The result for obediently seeking the above two will lead to your ever need being supplied in accordance to God Himself. What an awesome promise. This does not mean that all your wants will be taken care of. Without fail God will surely take care of what your daily requirements are. PTL!
Lastly Jesus talks about acquiring the art of living one day at a time in v. 34. If each day is lived as it comes, if each task is done as it appears, then the sum of all the days is bound to be good. It is Jesus’ advice that we should handle the demands of each day as it comes, without worrying about the unknown future and the things which may never happen.
Illustration: The wealthy Baron Fitzgerald had only one son and heir, who died after leaving home.
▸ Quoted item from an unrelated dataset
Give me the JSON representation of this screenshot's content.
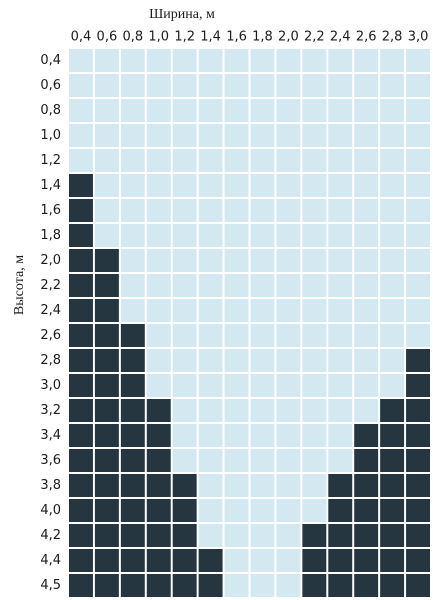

This was a tragedy from which the father never recovered. As his wealth increased, the Baron continued to invest in paintings by great masters, and when he died his will was found to call for all his paintings to be sold. Because of their quality and artistic value, messages were sent out to museums and collectors, advertising the sale.
When the day of the auction came, a large crowd assembled, and the lawyer read from Fitzgerald’s will. It instructed that the first painting to be sold was that ’of my beloved son’. The portrait was by an unknown artist and it was of poor quality. The only bidder was an old servant who had known and loved the boy. For a small sum of money he bought it for its sentimental value and the memories it held for him. The attorney again read from the will, ’Whoever buys my son’s painting gets it all. The auction is over.’ Jesus said, ’Seek first my Father’s kingdom and his righteousness, and all these things will be given to you as well’. That is how we ought to stop worrying and start living.
Conclusion: Happy are those who take the Lord for their God, and make full proof of it by trusting themselves wholly to his wise disposal. Let thy Spirit convince us of sin in the want of this disposition, and take away the worldliness of our hearts. There may be greater sins than worry, but very certainly there is no more disabling sin. “Do not be worried about tomorrow” ~ that is the commandment of Christ, and it is the way, not only to peace, but also to power.
Those who lay up treasures in heaven are the richest people on earth.